<< Rendez vous avec la chance >> Raymond Lallemant

 

Nous venions d'attaquer un pont sur la Seine près de Rouen. Tous les avions, sauf un, viraient en montant dans le soleil pour reprendre leur place dans la formation et combler les écarts que l'attaque avait provoqués.

Un des avions était manquant. Jimmy Stewart venait de sauter en parachute et nous avait quittés avant l'attaque, descendu par la D.C.A. Nous avions hérité depuis peu de ce pilote décoré qui nous arrivait de la Navy.

Pendant de longs mois, il avait accompagné les convois dans l'Atlantique. Il faisait partie de l'équipage d'un bachot qui avait à son bord un chasseur Hurricane, pouvant être catapulté pour intercepter l'avion ennemi; si la côte amie était proche, il pouvait atterrir, sinon le parachute était le seul moyen d'en sortir. Et Jimmy se tapait les convois Etats-Unis - Angleterre dans l'espoir d'un raid allemand sur nos bateaux. Ces raids se faisaient généralement avec les fameux quadrimoteurs Focke Wulf Condors qui bombardaient nos convois, comme à l'exercice. Et Jimmy avait dû attendre quatre convois aller et retour, Europe - Amérique. avant d'être lancé dans les airs à l'approche d'un Condor.

Son Hurricane, qui aurait dû être rouillé par l'immobilité, avait très bien démarré et ses canons ne l'avaient pas laissé tomber non plus; aussi, après une victoire rapide, Jimmy avait pu consommer le reste du carburant en faisant des passages le long du convoi sous les ovations des marins.

Le Condor s'était écrasé en flammes et ce vol valut à Jimmy la D.F.C. pour sa victoire, une petite chenille pour son saut en parachute, un dinghy pour son court séjour dans l'eau, une heure de vol pour l'année et son tour de " catafighter ( cata de catapulte et fighter pour chasseur ).

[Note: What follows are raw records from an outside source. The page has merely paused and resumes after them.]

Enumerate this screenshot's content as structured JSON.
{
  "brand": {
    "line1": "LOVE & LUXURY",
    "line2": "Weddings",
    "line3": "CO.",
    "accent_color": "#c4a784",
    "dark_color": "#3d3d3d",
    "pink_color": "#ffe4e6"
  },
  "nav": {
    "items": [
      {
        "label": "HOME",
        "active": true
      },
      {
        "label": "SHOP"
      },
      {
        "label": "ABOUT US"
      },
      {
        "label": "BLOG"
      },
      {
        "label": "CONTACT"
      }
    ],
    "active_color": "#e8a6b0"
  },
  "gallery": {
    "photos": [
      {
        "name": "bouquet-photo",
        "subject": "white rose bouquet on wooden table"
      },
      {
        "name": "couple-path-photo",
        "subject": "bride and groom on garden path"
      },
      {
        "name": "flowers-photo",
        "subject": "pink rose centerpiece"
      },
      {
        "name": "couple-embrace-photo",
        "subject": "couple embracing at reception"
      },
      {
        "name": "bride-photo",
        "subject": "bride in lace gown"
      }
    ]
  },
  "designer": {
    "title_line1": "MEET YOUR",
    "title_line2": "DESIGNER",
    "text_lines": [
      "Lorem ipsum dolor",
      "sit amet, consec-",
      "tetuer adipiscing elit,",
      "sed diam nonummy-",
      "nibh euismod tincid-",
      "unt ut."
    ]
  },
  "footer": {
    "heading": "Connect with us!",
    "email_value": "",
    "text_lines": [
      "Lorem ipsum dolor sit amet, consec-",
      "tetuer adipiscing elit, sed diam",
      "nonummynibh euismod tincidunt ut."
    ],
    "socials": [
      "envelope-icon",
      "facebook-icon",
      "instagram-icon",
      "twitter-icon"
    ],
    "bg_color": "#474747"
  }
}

Mais maintenant, Jimmy était au sol, libre peut-être. Son parachute s'était ouvert.

L'escadrille se regroupa : dans les flocons noirs tentaculaires des obus de 88 mm qui essayaient d'arrêter notre élan. La victoire sur Jimmy stewart les avait sans doute encouragés. Tout à coup, un Typhoon amorce une vrille à plat, puis s'arrête immobile à notre hauteur. L'avion reste sur place pendant quelques secondes, puis se met à piquer à la verticale. La voie de Pee Wee vient dans les airs, C'était bien son avion,

- I have had it, boys

- I have been hit...

- I have been hit in the spine, I am parlysed, I am going to hit the ground in 20 seconds... 10 seconds... .

Ce sang-froid est extraordinaire. Nous haletons à l'écoute. Et la voix continue " Cinq -quatre -trois -deux " et, au moment où Pee Wee aurait dû annoncer le " un ", une grande explosion marque le sol. L'avion s'écrase sous nos regards impuissants.

La radio reste silencieuse. Personne ne parle. Tous les pilotes assistent à cette fin épouvantable et se secouent mal de ce suspense terrible. Son meilleur ami, Abby, qui vole avec nous, torturé, vit sans doute le plus dur moment de sa carrière.

Au retour, l'escadrille au complet se rend au bar. Silencieusement, nous avalons quelques whiskies pour faire passer le souvenir et faire taire cette voix qui continue à égrener des chiffres implacables. Dans nos têtes, Pee Wee tombe toujours dans un grand vertige. Nous buvons encore pour recouvrir ce cauchemar d'un voile épais, pour entourer d'un mur de silence cette voix d'outre-tombe. Triste ivresse qui tue, une fois de plus, l'ami disparu. Mais notre sécurité morale exige ce genre d'assassinat. Et pourtant, je ne puis ignorer sa mort.

Le pilote qui disparaît dans la nuit, le copain qui ne rentre pas d'un raid, ceux-là et les autres disparus que j'ai vus courir vers l'avion, pour la dernière fois, pleins de vie, je les imagine dans un long voyage, et je crois que je les retrouverai au hasard d'une étape, sur un aérodrome, dans un bar au bord des pistes. Le privilège de Baudouin, de Rodolphe, de Christian et de Bob, c'est qu'ils ont gardé le visage de leurs vingt ans. Je n'ai pas appris, hélas, leur histoire, la maturation difficile qu'ils auraient affrontée après la guerre. Je n'ai pas connu leurs succès, ni participé aux joies que la vie leur devait encore. Mais dans notre souvenir, ils se sont incarnés dans une image sans rides. Nous avons vieilli, mais notre mémoire conserve leur jeunesse. Et je me surprends parfois à dialoguer avec ces amis qui n'ont plus mon âge et qui oublient de me dire que nous ne sommes plus du même bord.